Back in the summer of 1968 a group of Valley transplants (Tony Egan, Bob Law, and Gary Murdock) were looking
for something to do in the summer and Bob, an off Broadway actor during his years in NYC, came up with the idea of forming a summer theater group. They were shortly joined by Dale Stetson, a retired Broadway set designer (and the original owner of the West Hill House B & B). They made a makeshift stage in the original Sugarbush Gate House Lodge and
entertained the community for about 5 years. As The Valley grew and there were more summer activities available, and the group found themselves getting involved in other projects and disbanded.

 

The Valley remained theater-less for about 5 years. Then, during a long, cold winter in 1978, Jennifer Howard, with much encouragement from Mitchell Kontoff, started a play reading group. Throughout that winter, this small but hardy group met at each other’s houses reading plays and eating food. Finally, in the spring, much like Spanky and 'Our Gang', they announced, “Hey, let’s put on a play!” Harvey was chosen, and Mitchell, the producer, borrowed the Fayston Elementary School gym. With seed money from the original “Players”, Don Hirsch built a gorgeous solid set. Tony Egan produced a trellis from his home. Edsel Hughes from Montpelier agreed to direct for the price of gas. This went so well that they decided to put on another production, Cactus Flower, although they had no home. They found the Odd Fellows Hall and,
thanks to some great negotiating by David Steinman and others, they moved in two weeks before Opening Night, and the rest is history.

 

In 1988, the Valley Players purchased their portion of the theater from the Oddfellows and over the years added heating, electrical systems, a workshop and a green room. The Valley Players opens its doors to other performing artists and groups, and is the home of KidsACT, a series of theater classes and camps for children grades 1 through 9.

The Mad River Valley community and all our patrons have supported the Valley Players generously over the years which means we have operated in the black the whole time.
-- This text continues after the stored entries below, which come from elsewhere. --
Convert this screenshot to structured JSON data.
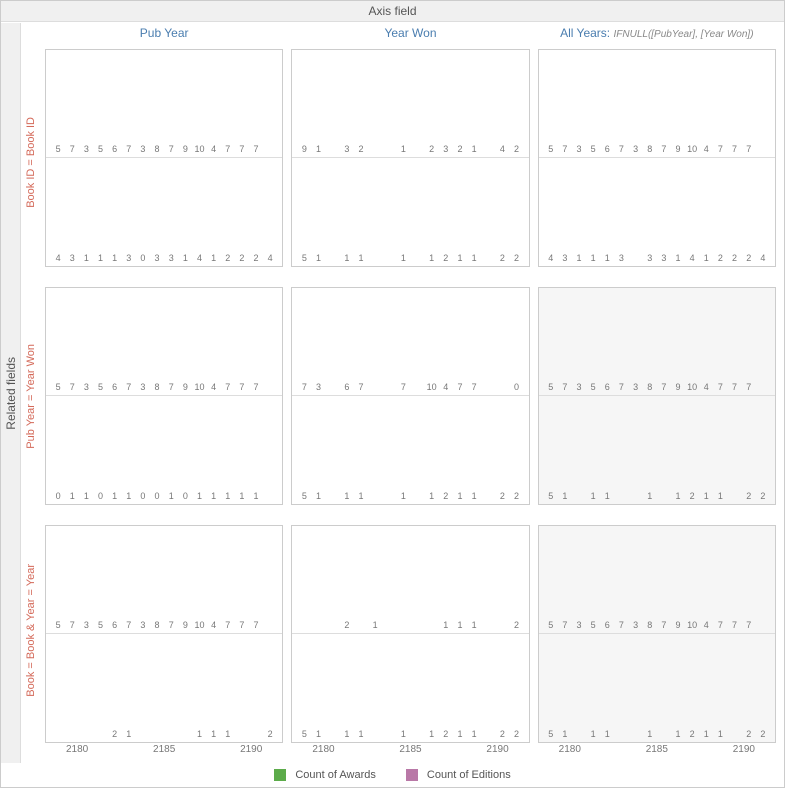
{
  "headers": {
    "top": "Axis field",
    "left": "Related fields",
    "cols": [
      {
        "label": "Pub Year"
      },
      {
        "label": "Year Won"
      },
      {
        "label": "All Years:",
        "formula": "IFNULL([PubYear], [Year Won])"
      }
    ],
    "rows": [
      "Book ID = Book ID",
      "Pub Year = Year Won",
      "Book = Book & Year = Year"
    ]
  },
  "legend": {
    "awards": "Count of Awards",
    "editions": "Count of Editions"
  },
  "colors": {
    "editions": "#b978a7",
    "awards": "#5cab4a"
  },
  "xaxis_ticks": [
    "2180",
    "2185",
    "2190"
  ],
  "chart_data": {
    "type": "bar",
    "note": "Small-multiples grid 3 rows × 3 cols. Each cell has two stacked mini bar charts: top = Count of Editions (purple), bottom = Count of Awards (green). 16 year slots per cell covering ~2178–2193.",
    "max_editions": 10,
    "max_awards": 5,
    "cells": [
      {
        "r": 0,
        "c": 0,
        "shaded": false,
        "editions": [
          5,
          7,
          3,
          5,
          6,
          7,
          3,
          8,
          7,
          9,
          10,
          4,
          7,
          7,
          7,
          null
        ],
        "ed_wide_idx": [
          5
        ],
        "awards": [
          4,
          3,
          1,
          1,
          1,
          3,
          0,
          3,
          3,
          1,
          4,
          1,
          2,
          2,
          2,
          4
        ],
        "aw_wide_idx": []
      },
      {
        "r": 0,
        "c": 1,
        "shaded": false,
        "editions": [
          9,
          1,
          null,
          3,
          2,
          null,
          null,
          1,
          null,
          2,
          3,
          2,
          1,
          null,
          4,
          2
        ],
        "ed_wide_idx": [
          4
        ],
        "awards": [
          5,
          1,
          null,
          1,
          1,
          null,
          null,
          1,
          null,
          1,
          2,
          1,
          1,
          null,
          2,
          2
        ],
        "aw_wide_idx": [
          4
        ]
      },
      {
        "r": 0,
        "c": 2,
        "shaded": false,
        "editions": [
          5,
          7,
          3,
          5,
          6,
          7,
          3,
          8,
          7,
          9,
          10,
          4,
          7,
          7,
          7,
          null
        ],
        "ed_wide_idx": [
          5
        ],
        "awards": [
          4,
          3,
          1,
          1,
          1,
          3,
          null,
          3,
          3,
          1,
          4,
          1,
          2,
          2,
          2,
          4
        ],
        "aw_wide_idx": [
          5
        ]
      },
      {
        "r": 1,
        "c": 0,
        "shaded": false,
        "editions": [
          5,
          7,
          3,
          5,
          6,
          7,
          3,
          8,
          7,
          9,
          10,
          4,
          7,
          7,
          7,
          null
        ],
        "ed_wide_idx": [
          5
        ],
        "awards": [
          0,
          1,
          1,
          0,
          1,
          1,
          0,
          0,
          1,
          0,
          1,
          1,
          1,
          1,
          1,
          null
        ],
        "aw_wide_idx": [
          5
        ]
      },
      {
        "r": 1,
        "c": 1,
        "shaded": false,
        "editions": [
          7,
          3,
          null,
          6,
          7,
          null,
          null,
          7,
          null,
          10,
          4,
          7,
          7,
          null,
          null,
          0
        ],
        "ed_wide_idx": [
          4
        ],
        "awards": [
          5,
          1,
          null,
          1,
          1,
          null,
          null,
          1,
          null,
          1,
          2,
          1,
          1,
          null,
          2,
          2
        ],
        "aw_wide_idx": [
          4
        ]
      },
      {
        "r": 1,
        "c": 2,
        "shaded": true,
        "editions": [
          5,
          7,
          3,
          5,
          6,
          7,
          3,
          8,
          7,
          9,
          10,
          4,
          7,
          7,
          7,
          null
        ],
        "ed_wide_idx": [
          5
        ],
        "awards": [
          5,
          1,
          null,
          1,
          1,
          null,
          null,
          1,
          null,
          1,
          2,
          1,
          1,
          null,
          2,
          2
        ],
        "aw_wide_idx": [
          4
        ]
      },
      {
        "r": 2,
        "c": 0,
        "shaded": false,
        "editions": [
          5,
          7,
          3,
          5,
          6,
          7,
          3,
          8,
          7,
          9,
          10,
          4,
          7,
          7,
          7,
          null
        ],
        "ed_wide_idx": [
          5
        ],
        "awards": [
          null,
          null,
          null,
          null,
          2,
          1,
          null,
          null,
          null,
          null,
          1,
          1,
          1,
          null,
          null,
          2
        ],
        "aw_wide_idx": [
          5
        ]
      },
      {
        "r": 2,
        "c": 1,
        "shaded": false,
        "editions": [
          null,
          null,
          null,
          2,
          null,
          1,
          null,
          null,
          null,
          null,
          1,
          1,
          1,
          null,
          null,
          2
        ],
        "ed_wide_idx": [
          5
        ],
        "awards": [
          5,
          1,
          null,
          1,
          1,
          null,
          null,
          1,
          null,
          1,
          2,
          1,
          1,
          null,
          2,
          2
        ],
        "aw_wide_idx": [
          4
        ]
      },
      {
        "r": 2,
        "c": 2,
        "shaded": true,
        "editions": [
          5,
          7,
          3,
          5,
          6,
          7,
          3,
          8,
          7,
          9,
          10,
          4,
          7,
          7,
          7,
          null
        ],
        "ed_wide_idx": [
          5
        ],
        "awards": [
          5,
          1,
          null,
          1,
          1,
          null,
          null,
          1,
          null,
          1,
          2,
          1,
          1,
          null,
          2,
          2
        ],
        "aw_wide_idx": [
          4
        ]
      }
    ]
  }
}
As a viable, non-profit community theater, The Valley Players purchased the highly successful Craft Fair in 1989. Staffed by Laura Arnesen and a horde of volunteers, the fair provides support to maintain our building and ensure that we continue to provide arts and entertainment in the Valley.

Now in our 4th decade, the Valley Players continue to produce 3-4 shows per year and are hosts to the Vermont Playwright's Circle's annual festival of short plays, TenFest.